The text from an old friend came early Saturday morning, asking us to come downtown to pray for their son who’d been struck by a car and was not expected to live. We promptly dressed and drove downtown, winding our way to the ICU. But upon arrival we learned the unconscious young man was on a ventilator, no longer breathing on his own. Laying hands on his still body, we prayed, believing God to heal and restore, though we saw no immediate change.
After praying for the parents and giving long hugs, we headed back toward our car, passing a hopeful “Expect a Miracle” sign at the ICU desk. I felt exhausted, with a heavy heart for my distraught friends. We got down on our knees that evening at the time the family would make a decision regarding life support. As we prayed, my wife suddenly received a clear picture of her long-deceased grandmother, with an elderly face but dark hair. What stood out in this vision was her grandmother’s huge smile. I learned the next morning our friends had let their son go that night. Based on his faith in Jesus, they took comfort in his now being fully restored and in a much better place.
As I prayed and reflected the next morning, I saw something unexpected through the week’s experiences of physical birth and death. When we are spiritually born again, we get a new life. It’s not simply an improvement to our old life. The Bible tells us sewing a patch of unshrunk cloth to an old garment won’t work; and new wine requires a new wineskin (Matthew 9:16-17). To be more contemporary, the new birth is not an incremental software patch to an old program. It’s not Flesh 2.0. It’s a total, perfect rewrite from the ground up, called New Creation (2 Corinthians 5:17).

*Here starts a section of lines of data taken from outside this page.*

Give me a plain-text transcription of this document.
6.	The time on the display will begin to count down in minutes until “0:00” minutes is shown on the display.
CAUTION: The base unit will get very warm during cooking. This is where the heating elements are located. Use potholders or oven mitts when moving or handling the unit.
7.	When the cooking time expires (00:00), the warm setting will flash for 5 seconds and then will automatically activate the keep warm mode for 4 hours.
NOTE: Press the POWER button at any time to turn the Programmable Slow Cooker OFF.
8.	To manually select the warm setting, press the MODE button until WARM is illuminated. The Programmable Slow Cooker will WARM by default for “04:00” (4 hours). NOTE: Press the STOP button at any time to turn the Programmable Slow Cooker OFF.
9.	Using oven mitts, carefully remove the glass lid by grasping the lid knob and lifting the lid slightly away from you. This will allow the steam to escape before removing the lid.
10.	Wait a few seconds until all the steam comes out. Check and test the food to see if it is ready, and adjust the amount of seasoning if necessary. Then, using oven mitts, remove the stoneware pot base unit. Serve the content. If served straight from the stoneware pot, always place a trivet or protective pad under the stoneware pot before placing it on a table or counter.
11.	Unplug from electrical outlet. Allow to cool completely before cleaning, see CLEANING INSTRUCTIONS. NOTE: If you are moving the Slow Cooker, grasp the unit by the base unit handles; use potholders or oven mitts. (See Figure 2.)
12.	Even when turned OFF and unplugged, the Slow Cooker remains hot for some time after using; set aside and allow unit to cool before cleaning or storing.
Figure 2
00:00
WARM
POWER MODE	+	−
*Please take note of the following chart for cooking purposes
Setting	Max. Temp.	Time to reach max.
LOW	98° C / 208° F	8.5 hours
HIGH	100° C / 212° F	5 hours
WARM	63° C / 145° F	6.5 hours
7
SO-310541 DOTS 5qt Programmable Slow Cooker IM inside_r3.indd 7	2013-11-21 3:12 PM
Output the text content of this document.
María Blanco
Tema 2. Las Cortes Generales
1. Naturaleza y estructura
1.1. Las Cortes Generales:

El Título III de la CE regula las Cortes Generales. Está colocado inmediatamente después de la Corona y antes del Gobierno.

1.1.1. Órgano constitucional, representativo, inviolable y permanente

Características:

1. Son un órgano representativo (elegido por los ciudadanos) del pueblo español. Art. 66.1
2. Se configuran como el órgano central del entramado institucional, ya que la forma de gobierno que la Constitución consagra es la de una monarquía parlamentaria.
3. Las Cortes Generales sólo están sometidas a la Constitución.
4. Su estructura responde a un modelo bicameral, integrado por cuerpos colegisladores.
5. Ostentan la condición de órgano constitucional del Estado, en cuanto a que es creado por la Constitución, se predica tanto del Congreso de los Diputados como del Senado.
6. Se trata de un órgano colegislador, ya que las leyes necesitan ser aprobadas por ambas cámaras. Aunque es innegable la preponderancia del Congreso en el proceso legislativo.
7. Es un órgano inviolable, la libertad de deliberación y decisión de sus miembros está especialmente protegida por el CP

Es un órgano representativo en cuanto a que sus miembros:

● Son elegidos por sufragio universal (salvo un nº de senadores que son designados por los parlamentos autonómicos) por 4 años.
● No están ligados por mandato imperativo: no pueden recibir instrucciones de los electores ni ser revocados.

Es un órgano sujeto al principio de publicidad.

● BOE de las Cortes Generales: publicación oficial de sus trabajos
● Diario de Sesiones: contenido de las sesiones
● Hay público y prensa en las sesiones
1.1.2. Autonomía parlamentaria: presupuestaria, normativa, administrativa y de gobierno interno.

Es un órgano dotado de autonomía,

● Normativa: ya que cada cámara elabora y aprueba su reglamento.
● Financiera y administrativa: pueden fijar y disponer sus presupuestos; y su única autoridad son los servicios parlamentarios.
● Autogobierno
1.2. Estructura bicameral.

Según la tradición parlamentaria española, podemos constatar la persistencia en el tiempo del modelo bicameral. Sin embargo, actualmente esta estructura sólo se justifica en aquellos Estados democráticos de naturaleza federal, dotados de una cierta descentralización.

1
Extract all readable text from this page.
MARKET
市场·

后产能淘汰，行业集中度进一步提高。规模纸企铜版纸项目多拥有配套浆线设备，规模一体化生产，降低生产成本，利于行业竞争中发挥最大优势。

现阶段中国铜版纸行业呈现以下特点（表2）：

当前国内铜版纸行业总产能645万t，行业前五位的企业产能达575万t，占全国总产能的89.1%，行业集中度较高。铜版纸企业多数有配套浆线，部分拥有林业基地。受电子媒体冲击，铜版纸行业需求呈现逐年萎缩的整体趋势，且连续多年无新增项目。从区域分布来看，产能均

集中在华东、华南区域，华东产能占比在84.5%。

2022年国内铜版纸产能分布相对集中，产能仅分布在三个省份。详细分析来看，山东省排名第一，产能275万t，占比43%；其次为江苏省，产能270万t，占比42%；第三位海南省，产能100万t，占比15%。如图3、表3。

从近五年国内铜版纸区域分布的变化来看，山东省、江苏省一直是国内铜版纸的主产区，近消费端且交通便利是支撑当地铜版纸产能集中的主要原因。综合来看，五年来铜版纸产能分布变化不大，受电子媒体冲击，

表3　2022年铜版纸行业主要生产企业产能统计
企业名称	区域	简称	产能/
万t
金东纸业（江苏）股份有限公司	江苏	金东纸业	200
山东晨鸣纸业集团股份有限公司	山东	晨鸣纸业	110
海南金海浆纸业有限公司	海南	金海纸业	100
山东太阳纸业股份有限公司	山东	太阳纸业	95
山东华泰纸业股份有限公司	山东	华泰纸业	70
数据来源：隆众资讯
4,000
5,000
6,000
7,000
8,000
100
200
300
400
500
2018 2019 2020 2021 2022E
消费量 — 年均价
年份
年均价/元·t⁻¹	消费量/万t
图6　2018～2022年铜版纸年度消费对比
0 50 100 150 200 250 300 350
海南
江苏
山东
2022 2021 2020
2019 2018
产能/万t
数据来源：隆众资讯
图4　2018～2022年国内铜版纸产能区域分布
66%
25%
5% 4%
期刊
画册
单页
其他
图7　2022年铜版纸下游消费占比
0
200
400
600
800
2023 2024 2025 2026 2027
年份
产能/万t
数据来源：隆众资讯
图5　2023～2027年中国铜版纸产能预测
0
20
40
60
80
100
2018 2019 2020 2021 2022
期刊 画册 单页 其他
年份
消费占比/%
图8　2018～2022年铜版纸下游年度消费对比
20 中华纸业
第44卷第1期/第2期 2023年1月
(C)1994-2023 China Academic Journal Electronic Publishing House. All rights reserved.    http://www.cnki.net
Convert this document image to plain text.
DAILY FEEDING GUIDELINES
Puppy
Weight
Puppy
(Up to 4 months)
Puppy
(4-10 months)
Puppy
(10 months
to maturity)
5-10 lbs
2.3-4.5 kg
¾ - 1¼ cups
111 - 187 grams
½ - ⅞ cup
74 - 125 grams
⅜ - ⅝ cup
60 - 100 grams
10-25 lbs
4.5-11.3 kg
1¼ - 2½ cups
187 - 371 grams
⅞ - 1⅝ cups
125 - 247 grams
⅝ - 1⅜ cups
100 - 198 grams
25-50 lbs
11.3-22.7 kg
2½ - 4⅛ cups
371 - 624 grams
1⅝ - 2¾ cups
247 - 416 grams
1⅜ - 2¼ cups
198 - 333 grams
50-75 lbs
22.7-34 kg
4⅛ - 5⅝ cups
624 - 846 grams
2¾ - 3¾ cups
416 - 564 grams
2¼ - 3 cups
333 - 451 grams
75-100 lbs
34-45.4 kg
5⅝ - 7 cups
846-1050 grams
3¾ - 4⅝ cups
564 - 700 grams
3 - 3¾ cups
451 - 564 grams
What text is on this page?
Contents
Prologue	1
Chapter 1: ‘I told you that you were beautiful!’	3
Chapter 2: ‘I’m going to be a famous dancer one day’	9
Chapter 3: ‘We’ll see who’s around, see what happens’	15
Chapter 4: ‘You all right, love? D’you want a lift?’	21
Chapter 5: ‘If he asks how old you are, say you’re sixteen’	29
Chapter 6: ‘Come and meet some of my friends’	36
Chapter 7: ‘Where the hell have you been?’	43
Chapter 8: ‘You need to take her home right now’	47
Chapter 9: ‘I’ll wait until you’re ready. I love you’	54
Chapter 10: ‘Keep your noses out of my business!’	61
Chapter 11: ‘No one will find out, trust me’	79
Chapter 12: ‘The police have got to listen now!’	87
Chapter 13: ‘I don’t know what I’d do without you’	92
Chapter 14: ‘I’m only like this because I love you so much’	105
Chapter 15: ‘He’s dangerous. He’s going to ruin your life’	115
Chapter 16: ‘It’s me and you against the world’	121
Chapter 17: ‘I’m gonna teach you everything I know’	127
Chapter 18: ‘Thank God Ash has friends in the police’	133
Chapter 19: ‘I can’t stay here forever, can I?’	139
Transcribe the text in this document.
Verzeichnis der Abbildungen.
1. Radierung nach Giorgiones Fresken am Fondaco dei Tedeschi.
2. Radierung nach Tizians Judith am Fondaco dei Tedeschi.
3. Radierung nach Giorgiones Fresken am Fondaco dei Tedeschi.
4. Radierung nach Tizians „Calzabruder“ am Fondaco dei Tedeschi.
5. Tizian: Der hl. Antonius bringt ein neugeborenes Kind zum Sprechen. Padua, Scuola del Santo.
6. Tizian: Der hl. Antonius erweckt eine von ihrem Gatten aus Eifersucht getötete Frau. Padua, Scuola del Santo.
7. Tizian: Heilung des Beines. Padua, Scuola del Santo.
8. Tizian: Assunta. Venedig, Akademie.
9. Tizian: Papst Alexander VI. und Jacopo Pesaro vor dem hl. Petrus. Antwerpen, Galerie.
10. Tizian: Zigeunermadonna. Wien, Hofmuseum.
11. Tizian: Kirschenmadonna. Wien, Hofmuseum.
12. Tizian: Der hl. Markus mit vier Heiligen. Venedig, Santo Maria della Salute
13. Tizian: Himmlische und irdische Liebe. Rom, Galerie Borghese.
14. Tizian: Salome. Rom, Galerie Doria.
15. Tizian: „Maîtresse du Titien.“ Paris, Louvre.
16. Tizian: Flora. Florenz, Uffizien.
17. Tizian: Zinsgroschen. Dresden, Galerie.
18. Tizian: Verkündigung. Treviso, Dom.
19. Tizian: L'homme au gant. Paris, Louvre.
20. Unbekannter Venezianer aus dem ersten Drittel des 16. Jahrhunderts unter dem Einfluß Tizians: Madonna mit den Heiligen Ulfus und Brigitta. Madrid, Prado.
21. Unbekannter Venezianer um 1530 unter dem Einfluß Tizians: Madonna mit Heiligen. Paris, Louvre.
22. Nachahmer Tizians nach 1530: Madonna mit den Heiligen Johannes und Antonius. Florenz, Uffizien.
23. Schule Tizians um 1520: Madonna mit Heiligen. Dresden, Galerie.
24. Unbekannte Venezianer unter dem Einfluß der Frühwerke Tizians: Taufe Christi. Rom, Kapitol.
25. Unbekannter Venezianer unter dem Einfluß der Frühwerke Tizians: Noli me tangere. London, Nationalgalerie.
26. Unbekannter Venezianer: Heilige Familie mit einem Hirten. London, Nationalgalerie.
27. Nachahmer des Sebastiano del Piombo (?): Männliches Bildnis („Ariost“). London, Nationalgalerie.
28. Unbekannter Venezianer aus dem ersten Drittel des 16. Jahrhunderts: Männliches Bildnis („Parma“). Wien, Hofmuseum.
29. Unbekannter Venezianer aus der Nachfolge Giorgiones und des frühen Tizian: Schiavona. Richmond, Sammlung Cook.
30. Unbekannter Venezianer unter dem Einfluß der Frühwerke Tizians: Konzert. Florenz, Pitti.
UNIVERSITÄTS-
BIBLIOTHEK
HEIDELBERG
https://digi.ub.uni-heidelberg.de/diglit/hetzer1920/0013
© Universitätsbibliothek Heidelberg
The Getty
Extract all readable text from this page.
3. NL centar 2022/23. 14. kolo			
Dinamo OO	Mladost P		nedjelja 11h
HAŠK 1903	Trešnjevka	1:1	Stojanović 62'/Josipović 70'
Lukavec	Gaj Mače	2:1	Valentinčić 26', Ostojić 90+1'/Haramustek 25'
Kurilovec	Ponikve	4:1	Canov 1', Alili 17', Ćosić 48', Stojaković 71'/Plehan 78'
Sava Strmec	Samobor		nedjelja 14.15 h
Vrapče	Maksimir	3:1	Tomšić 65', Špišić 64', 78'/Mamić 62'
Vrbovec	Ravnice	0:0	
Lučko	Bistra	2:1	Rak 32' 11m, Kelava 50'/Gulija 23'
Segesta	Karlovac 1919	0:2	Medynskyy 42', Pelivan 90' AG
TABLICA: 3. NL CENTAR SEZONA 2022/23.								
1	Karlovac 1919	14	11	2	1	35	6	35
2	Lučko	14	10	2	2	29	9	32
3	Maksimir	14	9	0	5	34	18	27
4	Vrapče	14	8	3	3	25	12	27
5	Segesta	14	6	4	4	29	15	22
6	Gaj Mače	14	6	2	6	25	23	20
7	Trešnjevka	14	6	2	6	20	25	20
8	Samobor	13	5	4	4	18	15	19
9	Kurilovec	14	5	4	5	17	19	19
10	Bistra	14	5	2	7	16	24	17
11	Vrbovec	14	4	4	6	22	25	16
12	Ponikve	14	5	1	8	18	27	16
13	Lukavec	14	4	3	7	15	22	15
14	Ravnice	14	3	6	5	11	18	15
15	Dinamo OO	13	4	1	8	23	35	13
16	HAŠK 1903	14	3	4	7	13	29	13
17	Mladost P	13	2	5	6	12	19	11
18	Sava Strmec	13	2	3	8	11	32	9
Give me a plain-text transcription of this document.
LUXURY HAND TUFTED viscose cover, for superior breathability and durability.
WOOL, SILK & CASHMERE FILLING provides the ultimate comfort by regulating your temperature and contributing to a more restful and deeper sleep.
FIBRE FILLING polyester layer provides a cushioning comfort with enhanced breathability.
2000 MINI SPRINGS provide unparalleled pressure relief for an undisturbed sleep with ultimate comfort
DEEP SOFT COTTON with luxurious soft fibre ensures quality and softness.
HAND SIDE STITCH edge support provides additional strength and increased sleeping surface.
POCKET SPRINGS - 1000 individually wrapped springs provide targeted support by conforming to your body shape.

Now I’d been discouraged in the middle of the night at how short I fall of righteous behavior. I’d silently repented of pride, insecurity, selfishness, willfulness, all my junk— praying God could somehow salvage and use me. But this morning waiting on Him, I glimpsed the real me—the new creation me. I suddenly remembered that I have died and my life is hid with Christ in God (Colossians 3:3). I am no more stuck in fleshly mindsets than my friend’s son is in a traumatized body. He left that body behind, and I guarantee he is not thinking about that body now!
In the same way, I put off the old and put on the new, no longer identifying with what is dead and gone. It is a paradigm shift that changes how I see today, how I see tomorrow, because I don’t have to strive to be good enough; God’s already taken care of it! Now that’s good news!